На том же пути к Зимулиным снесли Иверские (Воскресенские) ворота XVII века со знаменитой часовней грузинской Божьей Матери: они‑де «мешали уличному движению». Это была высокочтимая московская святыня, и ее долгое время не решались снести, но с наступлением колхозного террора, когда взорвали храм Христа Спасителя и закрыли более 50 тысяч церквей, дошла очередь и до нее. Зато пустили метро, уничтожили лавочки и лабазы Охотного Ряда (а заодно и церковь Прасковеи Пятницы) и построили два бездарных парадных дома: гостиницу «Москва» и Дом совета труда и обороны (что это за «совет», зачем и кому он нужен, зачем ему нужен такой большой дом в самом центре столицы — должно быть, мало кто знает).
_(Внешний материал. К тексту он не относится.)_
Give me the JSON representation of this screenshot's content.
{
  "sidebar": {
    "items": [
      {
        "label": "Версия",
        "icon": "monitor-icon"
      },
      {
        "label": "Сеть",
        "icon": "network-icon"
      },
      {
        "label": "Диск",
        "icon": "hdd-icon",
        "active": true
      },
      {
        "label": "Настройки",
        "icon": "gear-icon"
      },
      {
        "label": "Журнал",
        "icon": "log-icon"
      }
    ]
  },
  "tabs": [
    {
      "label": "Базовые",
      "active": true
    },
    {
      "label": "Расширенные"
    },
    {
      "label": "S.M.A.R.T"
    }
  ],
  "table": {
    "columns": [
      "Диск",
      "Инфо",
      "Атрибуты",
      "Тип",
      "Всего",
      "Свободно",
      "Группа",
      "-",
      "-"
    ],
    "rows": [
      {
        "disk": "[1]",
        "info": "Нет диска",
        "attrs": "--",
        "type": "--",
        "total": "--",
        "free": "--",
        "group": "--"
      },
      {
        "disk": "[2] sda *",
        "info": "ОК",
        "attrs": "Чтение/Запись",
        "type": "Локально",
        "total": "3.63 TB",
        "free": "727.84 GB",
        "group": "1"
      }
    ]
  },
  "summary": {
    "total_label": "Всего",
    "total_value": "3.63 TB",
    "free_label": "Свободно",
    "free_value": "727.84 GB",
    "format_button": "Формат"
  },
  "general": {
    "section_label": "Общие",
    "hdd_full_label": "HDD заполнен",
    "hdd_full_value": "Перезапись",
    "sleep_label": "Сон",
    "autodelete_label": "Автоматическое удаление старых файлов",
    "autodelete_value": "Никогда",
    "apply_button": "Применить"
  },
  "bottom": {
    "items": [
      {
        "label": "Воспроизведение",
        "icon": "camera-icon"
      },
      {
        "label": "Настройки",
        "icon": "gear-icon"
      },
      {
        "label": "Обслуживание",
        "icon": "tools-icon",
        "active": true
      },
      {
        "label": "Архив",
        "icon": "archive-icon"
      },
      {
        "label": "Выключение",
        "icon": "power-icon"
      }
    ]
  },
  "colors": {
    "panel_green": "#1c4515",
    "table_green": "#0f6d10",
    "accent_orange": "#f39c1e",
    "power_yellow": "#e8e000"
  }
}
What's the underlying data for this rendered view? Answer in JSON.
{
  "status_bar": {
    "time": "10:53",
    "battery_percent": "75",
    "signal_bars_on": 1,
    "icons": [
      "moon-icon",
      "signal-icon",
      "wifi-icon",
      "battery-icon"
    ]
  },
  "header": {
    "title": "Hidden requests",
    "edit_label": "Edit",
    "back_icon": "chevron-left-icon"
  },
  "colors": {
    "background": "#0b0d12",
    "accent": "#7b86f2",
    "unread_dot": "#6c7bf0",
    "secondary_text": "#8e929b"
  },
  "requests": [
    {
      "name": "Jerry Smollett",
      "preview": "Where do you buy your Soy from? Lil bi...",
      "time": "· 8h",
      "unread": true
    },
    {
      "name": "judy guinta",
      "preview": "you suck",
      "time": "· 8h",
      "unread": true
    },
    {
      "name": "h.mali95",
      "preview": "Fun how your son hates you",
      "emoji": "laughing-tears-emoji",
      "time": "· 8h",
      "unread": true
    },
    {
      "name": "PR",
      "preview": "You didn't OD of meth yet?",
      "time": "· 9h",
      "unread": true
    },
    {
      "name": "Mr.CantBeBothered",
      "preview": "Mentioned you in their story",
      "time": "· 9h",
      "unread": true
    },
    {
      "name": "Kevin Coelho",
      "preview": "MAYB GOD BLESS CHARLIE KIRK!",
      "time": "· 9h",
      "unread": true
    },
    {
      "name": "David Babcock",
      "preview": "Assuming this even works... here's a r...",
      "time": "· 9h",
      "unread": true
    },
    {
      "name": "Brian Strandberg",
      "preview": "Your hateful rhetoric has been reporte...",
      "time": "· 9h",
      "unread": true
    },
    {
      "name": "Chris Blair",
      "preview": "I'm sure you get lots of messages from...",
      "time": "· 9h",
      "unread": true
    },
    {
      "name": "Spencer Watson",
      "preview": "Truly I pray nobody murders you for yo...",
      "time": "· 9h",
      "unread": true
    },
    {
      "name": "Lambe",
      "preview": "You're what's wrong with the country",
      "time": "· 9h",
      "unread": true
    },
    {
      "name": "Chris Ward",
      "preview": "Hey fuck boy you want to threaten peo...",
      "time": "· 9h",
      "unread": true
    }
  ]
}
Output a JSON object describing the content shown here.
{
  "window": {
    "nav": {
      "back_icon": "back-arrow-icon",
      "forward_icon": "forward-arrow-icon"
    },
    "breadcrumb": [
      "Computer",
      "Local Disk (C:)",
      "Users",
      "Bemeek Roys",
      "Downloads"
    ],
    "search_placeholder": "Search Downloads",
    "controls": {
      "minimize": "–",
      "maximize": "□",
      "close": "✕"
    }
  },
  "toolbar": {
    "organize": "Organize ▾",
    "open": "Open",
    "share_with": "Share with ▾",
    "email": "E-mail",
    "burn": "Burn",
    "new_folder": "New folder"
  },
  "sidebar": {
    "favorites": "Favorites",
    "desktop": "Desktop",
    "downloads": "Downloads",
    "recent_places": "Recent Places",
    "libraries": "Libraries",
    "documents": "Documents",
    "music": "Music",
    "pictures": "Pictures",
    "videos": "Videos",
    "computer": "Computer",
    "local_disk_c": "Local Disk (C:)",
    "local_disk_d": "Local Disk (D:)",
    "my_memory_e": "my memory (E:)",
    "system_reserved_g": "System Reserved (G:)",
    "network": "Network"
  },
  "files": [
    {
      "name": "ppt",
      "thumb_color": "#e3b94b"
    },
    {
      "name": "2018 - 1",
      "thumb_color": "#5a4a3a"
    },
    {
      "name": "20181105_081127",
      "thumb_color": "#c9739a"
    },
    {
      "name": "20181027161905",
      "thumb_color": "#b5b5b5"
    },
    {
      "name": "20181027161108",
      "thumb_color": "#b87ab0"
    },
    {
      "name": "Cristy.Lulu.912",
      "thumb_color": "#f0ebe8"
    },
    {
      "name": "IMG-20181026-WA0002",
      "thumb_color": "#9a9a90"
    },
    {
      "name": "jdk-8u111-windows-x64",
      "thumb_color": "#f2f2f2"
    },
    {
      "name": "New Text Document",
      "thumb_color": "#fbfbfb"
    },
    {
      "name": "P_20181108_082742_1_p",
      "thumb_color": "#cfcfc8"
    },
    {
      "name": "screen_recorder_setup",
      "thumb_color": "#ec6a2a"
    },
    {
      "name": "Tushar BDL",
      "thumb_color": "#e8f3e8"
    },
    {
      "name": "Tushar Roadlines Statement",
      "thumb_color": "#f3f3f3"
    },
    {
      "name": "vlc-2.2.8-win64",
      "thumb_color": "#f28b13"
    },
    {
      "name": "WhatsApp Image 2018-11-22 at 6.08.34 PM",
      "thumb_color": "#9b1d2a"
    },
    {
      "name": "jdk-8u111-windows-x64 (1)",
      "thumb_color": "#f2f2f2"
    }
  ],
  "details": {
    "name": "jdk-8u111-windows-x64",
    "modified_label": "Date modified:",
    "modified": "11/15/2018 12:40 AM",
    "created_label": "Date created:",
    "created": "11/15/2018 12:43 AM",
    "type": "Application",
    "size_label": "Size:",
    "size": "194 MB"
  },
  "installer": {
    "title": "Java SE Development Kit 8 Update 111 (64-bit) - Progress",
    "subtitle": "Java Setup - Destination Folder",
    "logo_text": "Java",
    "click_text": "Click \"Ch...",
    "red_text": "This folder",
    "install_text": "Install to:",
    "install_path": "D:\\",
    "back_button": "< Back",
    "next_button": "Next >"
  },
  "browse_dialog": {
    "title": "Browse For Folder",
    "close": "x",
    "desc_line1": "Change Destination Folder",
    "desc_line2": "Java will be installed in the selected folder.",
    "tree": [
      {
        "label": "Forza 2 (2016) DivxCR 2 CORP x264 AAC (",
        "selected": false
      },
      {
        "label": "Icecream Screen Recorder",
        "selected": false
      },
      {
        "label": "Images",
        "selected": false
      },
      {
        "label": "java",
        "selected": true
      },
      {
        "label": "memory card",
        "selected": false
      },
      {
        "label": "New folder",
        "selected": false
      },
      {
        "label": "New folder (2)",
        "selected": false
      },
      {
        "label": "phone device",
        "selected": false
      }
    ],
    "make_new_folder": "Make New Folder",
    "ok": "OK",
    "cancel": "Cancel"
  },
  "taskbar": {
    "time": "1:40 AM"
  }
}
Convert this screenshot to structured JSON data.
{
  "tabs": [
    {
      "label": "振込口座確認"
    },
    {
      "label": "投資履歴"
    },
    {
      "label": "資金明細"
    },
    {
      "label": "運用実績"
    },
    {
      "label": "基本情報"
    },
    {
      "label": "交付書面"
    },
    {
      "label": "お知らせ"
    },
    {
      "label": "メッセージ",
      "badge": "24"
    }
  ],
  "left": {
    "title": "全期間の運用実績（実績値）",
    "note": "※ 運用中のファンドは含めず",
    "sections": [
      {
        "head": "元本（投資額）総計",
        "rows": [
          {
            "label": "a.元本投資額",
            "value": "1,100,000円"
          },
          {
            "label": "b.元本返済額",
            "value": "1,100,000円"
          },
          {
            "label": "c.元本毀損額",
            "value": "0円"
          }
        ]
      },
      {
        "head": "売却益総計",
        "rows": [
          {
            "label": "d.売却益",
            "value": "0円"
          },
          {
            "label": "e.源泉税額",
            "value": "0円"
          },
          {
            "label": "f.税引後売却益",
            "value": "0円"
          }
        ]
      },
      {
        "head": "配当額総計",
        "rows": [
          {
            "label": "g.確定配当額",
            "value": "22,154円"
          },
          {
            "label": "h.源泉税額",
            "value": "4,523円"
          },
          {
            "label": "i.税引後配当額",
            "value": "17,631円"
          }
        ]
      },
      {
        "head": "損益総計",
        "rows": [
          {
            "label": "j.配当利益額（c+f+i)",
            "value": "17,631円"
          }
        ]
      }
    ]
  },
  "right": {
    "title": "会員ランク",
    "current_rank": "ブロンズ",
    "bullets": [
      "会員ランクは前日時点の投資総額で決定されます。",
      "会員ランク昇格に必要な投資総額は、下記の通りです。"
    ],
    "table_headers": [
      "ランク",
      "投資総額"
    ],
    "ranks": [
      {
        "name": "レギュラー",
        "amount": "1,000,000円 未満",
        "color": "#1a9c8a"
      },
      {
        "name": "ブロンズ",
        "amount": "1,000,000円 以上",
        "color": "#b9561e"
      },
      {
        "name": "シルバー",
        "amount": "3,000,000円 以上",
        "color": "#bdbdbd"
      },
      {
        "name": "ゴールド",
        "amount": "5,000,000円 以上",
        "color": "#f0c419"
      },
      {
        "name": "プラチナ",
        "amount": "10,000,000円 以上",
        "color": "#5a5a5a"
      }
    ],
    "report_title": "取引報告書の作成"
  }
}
Зимулины жили по правой стороне Никольской, неподалеку от торговых рядов (ГУМ). Дом их сохранился и до сих пор, как и многие другие дома моего детства, и как‑то странно и грустно смотреть на такие знакомые дома — как на бывших друзей, с которыми утрачена былая душевная связь, которые почему‑то стали чужими и холодными, а когда‑то были такими уютными и теплыми.
Тогда, 50 лет назад, меня удивляла лестница в этом доме — она была не каменная и не деревянная, как во всех известных мне домах, а чугунная, и идти по ней было как‑то странно. Еще страннее и интереснее было то, что во дворе этого дома вдоль стен, на уровне второго этажа, тянулась чугунная галерея, по которой можно было попасть в другие дворы, обойти весь квартал и даже (как мне казалось тогда) заблудиться. Теперь галерею разобрали, и от нее торчат одни чугунные балки.
К особенностям зимулинского дома принадлежал еще длиннющий коридор, рассекавший надвое огромную квартиру. Впрочем, в мирное время комнаты сообщались между собой и помимо коридора, но при советской власти квартира была превращена в коммуналку и сообщение между комнатами прекратилось.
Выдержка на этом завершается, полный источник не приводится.